Fakta lain muncul dari kesaksian Isnaeni, mantan direktur, yang mengaku hanya menandatangani dokumen tanpa memahami detail transaksi. Gaji yang diterima bahkan di bawah standar UMR. Sementara Erika, bagian keuangan, disebut-sebut mengetahui alur pengeluaran BG, meski belum bisa hadir karena baru melahirkan.

Pola ini menunjukkan betapa rapuhnya struktur perusahaan: direktur dan komisaris hanya menjalankan tanda tangan, sedangkan keputusan mutlak dipegang pemilik.

Meski Henry duduk sebagai terdakwa utama, lingkaran keluarganya tidak otomatis bisa cuci tangan. Dalam KUHP Pasal 55–56, siapa pun yang turut serta melakukan, membantu, atau membiarkan perbuatan pidana dapat ikut dijerat.

Posisi Variani yang pernah menjabat komisaris jelas menimbulkan pertanyaan: apakah ia benar-benar tidak tahu soal transaksi bermasalah, atau justru membiarkan karena kedekatan keluarga? Jika terbukti mengetahui namun diam, ia bisa dianggap turut serta dalam penipuan dan penggelapan yang dilakukan Henry.
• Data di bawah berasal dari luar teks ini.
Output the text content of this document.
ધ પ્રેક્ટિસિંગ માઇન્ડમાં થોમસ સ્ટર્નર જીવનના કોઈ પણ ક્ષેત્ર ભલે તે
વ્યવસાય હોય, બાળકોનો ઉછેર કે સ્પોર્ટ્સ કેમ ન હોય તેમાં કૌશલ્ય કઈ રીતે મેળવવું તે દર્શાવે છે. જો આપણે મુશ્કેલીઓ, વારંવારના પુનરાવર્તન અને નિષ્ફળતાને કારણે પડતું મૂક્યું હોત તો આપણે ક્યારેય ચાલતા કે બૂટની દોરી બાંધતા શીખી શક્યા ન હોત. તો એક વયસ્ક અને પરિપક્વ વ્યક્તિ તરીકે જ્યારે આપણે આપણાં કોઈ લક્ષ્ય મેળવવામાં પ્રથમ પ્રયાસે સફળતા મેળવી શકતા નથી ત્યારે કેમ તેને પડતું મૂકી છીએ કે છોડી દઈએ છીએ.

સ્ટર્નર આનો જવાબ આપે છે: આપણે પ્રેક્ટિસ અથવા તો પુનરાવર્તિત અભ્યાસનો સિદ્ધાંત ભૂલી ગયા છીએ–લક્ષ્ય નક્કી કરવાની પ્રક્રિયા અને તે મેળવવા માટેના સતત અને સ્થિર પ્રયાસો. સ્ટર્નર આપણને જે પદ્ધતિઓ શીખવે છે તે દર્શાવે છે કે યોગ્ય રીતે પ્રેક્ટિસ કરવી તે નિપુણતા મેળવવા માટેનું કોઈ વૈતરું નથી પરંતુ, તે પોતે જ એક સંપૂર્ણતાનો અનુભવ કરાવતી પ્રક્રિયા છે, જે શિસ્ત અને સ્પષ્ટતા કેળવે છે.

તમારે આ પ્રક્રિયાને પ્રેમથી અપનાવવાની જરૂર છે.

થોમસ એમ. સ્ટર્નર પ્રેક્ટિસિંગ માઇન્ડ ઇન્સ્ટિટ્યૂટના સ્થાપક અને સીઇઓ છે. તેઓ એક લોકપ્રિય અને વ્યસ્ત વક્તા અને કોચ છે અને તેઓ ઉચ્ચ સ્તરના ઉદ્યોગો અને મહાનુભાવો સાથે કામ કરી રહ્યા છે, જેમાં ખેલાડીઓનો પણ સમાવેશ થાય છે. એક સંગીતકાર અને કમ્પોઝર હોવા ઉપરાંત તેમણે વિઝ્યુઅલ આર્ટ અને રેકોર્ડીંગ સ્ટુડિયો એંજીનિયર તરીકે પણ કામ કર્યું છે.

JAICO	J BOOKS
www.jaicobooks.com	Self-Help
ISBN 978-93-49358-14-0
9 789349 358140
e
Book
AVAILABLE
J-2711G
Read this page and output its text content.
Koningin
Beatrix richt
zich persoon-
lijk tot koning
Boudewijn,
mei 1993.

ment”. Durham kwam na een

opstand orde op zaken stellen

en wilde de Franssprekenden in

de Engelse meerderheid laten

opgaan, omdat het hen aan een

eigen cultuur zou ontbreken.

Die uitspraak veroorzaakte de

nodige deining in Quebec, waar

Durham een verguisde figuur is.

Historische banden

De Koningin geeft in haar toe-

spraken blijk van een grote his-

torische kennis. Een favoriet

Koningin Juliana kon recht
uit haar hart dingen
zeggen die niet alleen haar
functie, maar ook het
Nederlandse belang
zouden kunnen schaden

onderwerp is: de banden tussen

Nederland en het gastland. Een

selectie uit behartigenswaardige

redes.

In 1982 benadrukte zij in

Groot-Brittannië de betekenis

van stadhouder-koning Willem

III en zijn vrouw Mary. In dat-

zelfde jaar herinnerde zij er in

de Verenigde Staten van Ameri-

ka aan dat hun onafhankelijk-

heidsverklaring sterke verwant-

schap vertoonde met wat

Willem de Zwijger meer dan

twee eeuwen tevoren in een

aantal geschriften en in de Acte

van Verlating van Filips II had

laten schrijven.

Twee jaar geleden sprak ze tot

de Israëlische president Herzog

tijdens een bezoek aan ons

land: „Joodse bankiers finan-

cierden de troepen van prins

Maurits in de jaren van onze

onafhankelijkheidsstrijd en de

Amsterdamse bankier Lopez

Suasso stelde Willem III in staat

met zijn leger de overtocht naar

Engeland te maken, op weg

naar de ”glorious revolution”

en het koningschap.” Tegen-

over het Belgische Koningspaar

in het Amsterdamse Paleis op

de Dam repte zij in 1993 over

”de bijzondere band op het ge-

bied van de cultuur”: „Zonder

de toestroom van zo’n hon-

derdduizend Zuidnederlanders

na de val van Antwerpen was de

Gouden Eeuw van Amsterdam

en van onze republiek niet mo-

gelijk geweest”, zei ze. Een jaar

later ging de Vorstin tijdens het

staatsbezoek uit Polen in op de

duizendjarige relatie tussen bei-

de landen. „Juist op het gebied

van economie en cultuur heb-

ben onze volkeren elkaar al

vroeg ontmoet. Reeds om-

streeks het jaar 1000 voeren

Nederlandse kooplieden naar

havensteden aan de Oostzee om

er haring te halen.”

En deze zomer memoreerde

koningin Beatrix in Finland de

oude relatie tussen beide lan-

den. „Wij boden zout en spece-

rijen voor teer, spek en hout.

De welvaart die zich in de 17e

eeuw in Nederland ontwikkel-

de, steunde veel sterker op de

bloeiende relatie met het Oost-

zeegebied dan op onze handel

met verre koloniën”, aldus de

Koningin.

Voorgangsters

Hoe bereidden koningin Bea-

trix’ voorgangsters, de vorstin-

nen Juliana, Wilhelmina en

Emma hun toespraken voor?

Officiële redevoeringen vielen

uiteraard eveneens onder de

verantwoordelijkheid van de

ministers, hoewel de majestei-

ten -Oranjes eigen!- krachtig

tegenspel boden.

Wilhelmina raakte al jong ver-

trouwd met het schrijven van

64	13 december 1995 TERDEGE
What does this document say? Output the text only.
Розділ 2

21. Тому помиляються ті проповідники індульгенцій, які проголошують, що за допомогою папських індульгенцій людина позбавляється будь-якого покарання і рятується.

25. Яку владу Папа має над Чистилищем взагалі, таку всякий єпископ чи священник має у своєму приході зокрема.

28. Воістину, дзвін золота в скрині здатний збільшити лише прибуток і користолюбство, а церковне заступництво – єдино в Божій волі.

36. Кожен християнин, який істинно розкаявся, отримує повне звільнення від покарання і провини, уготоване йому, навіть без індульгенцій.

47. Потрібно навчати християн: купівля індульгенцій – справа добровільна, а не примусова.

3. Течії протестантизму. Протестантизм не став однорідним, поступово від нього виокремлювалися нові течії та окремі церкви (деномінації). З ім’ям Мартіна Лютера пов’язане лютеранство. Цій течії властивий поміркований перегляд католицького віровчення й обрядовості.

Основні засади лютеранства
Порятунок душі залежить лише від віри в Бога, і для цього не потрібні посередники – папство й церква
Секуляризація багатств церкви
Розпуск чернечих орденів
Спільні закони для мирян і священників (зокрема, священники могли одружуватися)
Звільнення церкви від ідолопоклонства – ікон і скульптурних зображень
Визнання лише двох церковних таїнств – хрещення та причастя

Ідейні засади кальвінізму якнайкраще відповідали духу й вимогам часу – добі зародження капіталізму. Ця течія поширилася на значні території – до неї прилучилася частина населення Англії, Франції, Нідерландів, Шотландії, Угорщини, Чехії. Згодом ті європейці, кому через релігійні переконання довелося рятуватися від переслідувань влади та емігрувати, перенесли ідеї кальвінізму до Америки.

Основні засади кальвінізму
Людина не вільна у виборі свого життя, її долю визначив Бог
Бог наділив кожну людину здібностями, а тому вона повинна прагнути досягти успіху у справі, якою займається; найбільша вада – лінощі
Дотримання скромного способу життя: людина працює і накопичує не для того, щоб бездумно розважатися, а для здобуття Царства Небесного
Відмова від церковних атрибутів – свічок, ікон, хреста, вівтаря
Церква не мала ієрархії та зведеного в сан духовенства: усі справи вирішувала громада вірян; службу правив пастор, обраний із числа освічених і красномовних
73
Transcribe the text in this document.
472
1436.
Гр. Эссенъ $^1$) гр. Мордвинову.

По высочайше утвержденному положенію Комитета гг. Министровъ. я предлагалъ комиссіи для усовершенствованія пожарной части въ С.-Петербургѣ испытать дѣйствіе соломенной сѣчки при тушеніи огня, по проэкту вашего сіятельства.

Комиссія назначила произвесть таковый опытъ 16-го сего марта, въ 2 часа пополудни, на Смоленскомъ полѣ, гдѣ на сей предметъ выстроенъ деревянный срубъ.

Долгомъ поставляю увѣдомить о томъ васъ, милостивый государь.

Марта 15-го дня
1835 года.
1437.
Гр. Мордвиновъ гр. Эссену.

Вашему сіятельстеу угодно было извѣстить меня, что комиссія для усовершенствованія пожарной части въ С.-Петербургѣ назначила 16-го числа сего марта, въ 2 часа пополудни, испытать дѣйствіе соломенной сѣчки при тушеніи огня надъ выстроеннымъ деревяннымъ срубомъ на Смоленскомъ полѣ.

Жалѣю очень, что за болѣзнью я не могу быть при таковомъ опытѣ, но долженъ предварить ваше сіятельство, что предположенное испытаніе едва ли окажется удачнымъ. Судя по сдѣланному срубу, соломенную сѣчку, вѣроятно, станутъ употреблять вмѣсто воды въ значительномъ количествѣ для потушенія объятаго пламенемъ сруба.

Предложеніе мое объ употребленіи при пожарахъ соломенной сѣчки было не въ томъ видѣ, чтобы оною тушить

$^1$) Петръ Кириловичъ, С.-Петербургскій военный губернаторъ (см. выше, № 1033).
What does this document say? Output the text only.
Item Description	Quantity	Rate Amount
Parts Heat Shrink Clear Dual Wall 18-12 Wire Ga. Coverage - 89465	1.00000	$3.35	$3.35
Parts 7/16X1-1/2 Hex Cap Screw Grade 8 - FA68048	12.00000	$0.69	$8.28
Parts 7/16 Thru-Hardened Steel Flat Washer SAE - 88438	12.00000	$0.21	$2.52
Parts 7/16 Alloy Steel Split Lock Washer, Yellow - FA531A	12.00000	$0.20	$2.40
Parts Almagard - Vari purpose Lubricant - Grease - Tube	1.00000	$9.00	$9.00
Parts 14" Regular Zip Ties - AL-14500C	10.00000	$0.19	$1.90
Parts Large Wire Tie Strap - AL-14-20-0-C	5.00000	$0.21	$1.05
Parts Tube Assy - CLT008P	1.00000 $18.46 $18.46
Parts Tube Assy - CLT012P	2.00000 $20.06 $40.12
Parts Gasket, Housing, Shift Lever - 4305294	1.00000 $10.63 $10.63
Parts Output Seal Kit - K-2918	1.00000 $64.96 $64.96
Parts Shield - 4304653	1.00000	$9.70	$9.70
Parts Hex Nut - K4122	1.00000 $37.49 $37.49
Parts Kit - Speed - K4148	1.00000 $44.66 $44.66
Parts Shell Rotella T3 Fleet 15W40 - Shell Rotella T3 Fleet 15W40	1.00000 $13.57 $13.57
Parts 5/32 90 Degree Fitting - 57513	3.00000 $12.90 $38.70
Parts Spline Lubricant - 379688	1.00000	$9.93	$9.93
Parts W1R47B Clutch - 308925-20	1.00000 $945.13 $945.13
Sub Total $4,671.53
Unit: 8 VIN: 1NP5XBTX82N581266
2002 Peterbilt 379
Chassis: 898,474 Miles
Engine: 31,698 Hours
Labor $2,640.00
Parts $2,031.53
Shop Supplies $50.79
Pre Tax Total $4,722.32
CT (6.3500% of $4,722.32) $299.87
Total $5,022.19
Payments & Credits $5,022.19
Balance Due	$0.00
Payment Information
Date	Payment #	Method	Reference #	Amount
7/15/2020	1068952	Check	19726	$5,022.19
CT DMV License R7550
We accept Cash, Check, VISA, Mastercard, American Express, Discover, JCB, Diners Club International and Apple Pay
Sementara itu, nama Kelvin, anak Henry, semakin sering disebut. Ia tercatat sebagai komisaris periode 2022–2023, juga masuk dalam akta resmi perusahaan. Hakim pun menegaskan agar Jaksa Penuntut Umum menghadirkan Kelvin ke persidangan. Bila terbukti ia mengetahui praktik cek kosong namun membiarkan, maka tanggung jawab hukum melekat padanya.

Undang-Undang Perseroan Terbatas No. 40 Tahun 2007 sudah jelas:

Pasal 108, Komisaris wajib mengawasi dan memberi nasihat kepada direksi.

Pasal 114 ayat (3), Komisaris yang lalai bisa dimintai tanggung jawab secara tanggung renteng.

Pasal 97, Direksi bertanggung jawab penuh atas pengurusan perseroan.

Pasal 398 KUHP, Direksi atau komisaris yang dengan sengaja atau lalai hingga menimbulkan kerugian besar dapat dihukum.

Dengan regulasi ini, Variani maupun Kelvin tidak bisa berlindung di balik alasan “tidak tahu.” Nama mereka tercatat resmi dalam struktur perusahaan. Itu berarti, tanggung jawab melekat, baik perdata maupun pidana.

Sidang berikutnya dipastikan akan memanggil Kelvin. Hakim sudah mewanti-wanti, bila ia mangkir, panggilan paksa bisa dijatuhkan. Keterangan sang anak dinilai krusial untuk membuka simpul terbesar kasus ini: mengapa perusahaan dengan omzet miliaran bisa gagal membayar tunggakan Rp6,2 miliar?

Apakah benar semua hanya ulah Henry semata, ataukah ada keterlibatan dan pembiaran dari komisaris serta direktur boneka di sekitarnya?

Jawaban itu akan menentukan apakah kasus CV BIA berakhir sebagai tragedi seorang pemilik tunggal, atau justru menjadi jerat pidana kolektif bagi sebuah keluarga yang membangun perusahaan di atas modus licik.